Mmm, but the snippet shared above is absolutely not re-use of options, but re-use of client:
@http = HTTP.headers("X-Test" => "1")
5.times.map do
Thread.new { r = @http.post("https://httpbin.org/post"); puts r.status}
end.map(&:join)
@ixti oh, now I see...
https://github.com/httprb/http/blob/master/lib/http/chainable.rb#L250
I guess that changed way back in #7
@paul this seems like an unfortunate complication of there not being a proper "builder" type for the client, allowing options which don't require the creation of e.g. sockets to be performed the way you want.
It seems like retrofitting an API like that is possible, by splitting up the the HTTP::Chainable#branch method to return HTTP::Options in cases where it doesn't need to eagerly instantiate a client.
The only thing that might not work correctly with that idea is keep-alive (persistent) clients...
@ixti those could still return HTTP::Client, but instantiating them might need a special branch-like operation
@tarcieri On one hand, yes. On another chances that somebody will try to cache persistent client are also high:
GithubClient = HTTP.persistent("https://github.com")
I might sound like crazy, but why can't we keep @connection in thread-local variable?

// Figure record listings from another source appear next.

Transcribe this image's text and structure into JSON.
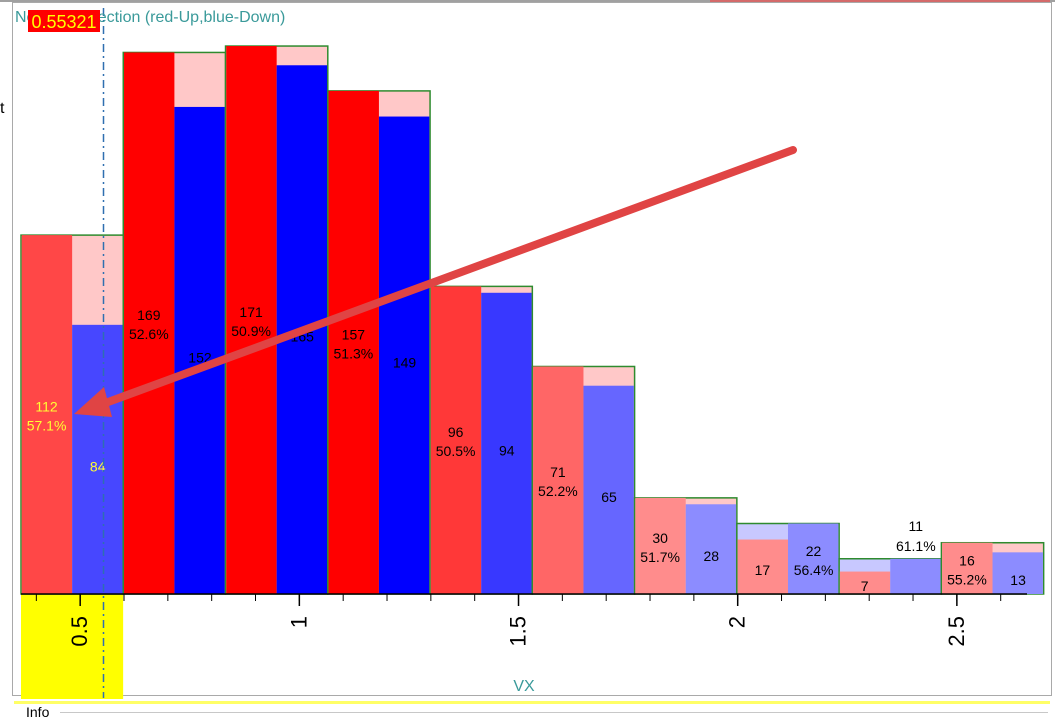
{
  "window": {
    "info_label": "Info",
    "left_fragment": "t"
  },
  "chart_data": {
    "type": "bar",
    "title": "Next bar direction (red-Up,blue-Down)",
    "xlabel": "VX",
    "ylabel": "",
    "cursor_value": "0.55321",
    "x_ticks": [
      {
        "value": 0.5,
        "label": "0.5"
      },
      {
        "value": 1,
        "label": "1"
      },
      {
        "value": 1.5,
        "label": "1.5"
      },
      {
        "value": 2,
        "label": "2"
      },
      {
        "value": 2.5,
        "label": "2.5"
      }
    ],
    "xlim": [
      0.365,
      2.66
    ],
    "ylim": [
      0,
      181
    ],
    "bin_width": 0.2333,
    "first_bin_start": 0.365,
    "highlight_range": [
      0.365,
      0.598
    ],
    "cursor_x": 0.55321,
    "bins": [
      {
        "up": 112,
        "down": 84,
        "pct": "57.1%",
        "total": 112,
        "dominant": "up",
        "color_level": 0.72
      },
      {
        "up": 169,
        "down": 152,
        "pct": "52.6%",
        "total": 169,
        "dominant": "up",
        "color_level": 1.0
      },
      {
        "up": 171,
        "down": 165,
        "pct": "50.9%",
        "total": 171,
        "dominant": "up",
        "color_level": 1.0
      },
      {
        "up": 157,
        "down": 149,
        "pct": "51.3%",
        "total": 157,
        "dominant": "up",
        "color_level": 1.0
      },
      {
        "up": 96,
        "down": 94,
        "pct": "50.5%",
        "total": 96,
        "dominant": "up",
        "color_level": 0.78
      },
      {
        "up": 71,
        "down": 65,
        "pct": "52.2%",
        "total": 71,
        "dominant": "up",
        "color_level": 0.6
      },
      {
        "up": 30,
        "down": 28,
        "pct": "51.7%",
        "total": 30,
        "dominant": "up",
        "color_level": 0.45
      },
      {
        "up": 17,
        "down": 22,
        "pct": "56.4%",
        "total": 22,
        "dominant": "down",
        "color_level": 0.45
      },
      {
        "up": 7,
        "down": 11,
        "pct": "61.1%",
        "total": 11,
        "dominant": "down",
        "color_level": 0.45
      },
      {
        "up": 16,
        "down": 13,
        "pct": "55.2%",
        "total": 16,
        "dominant": "up",
        "color_level": 0.45
      }
    ],
    "colors": {
      "up": "#ff0000",
      "down": "#0000ff",
      "up_light": "#ffc8c8",
      "down_light": "#c8c8ff",
      "outline": "#2e8b2e",
      "highlight": "#ffff00",
      "cursor": "#2f6fb0",
      "arrow": "#e04444",
      "title": "#3a9a9a",
      "cursor_box": "#ff0000",
      "cursor_text": "#ffff00"
    }
  }
}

Ignore me - just imagined the code for that and it's complexity will be pretty bad :((
@ixti I think it's ok to tell users of persistent connections they need to use something like the connection_pool gem if they want thread safety, and possibly document it with an example
@tarcieri I guess I agree!
FWIW, we are seeing this issue without a persistent connection, just a shared client.
HTTP::Client is not thread safe, regardless of whether persistent connections are used
@tarcieri I think we should refactor API a bit. All the options changing methods should return some sort of client builder rather than client instance, just the way it was. With one exception - #persistent which is a kind of special case. :D
@ixti absolutely. That was the original intent, however as I noted earlier in this issue it seems it's been broken since #7
I've added a link to this issue on https://github.com/httprb/http/wiki/Thread-Safety since the text is not valid anymore.
I stumbled over this today as well, after using the gem for multiple years where i never ran into that. Would it maybe make sense to at least branch in the methods of Chainable which actually perform the request, namely Chainable#get, Chainable#post, and so on?
module Chainable
def get(uri, options = {})
# request :get, uri, options
branch(default_options).request(:get, uri, options)
end
# ...
end
Then one could at least use
http = HTTP.auth(...).timeout(25).headers(...)
10.times { Thread.new { http.get('https://...') } }
without running into thread-safety issues. My workaround for now is to do:
http = HTTP.auth(...).timeout(25).headers(...)
10.times { Thread.new { http.headers({}).get('https://...') } }
But that feels a bit weird and unneccessary.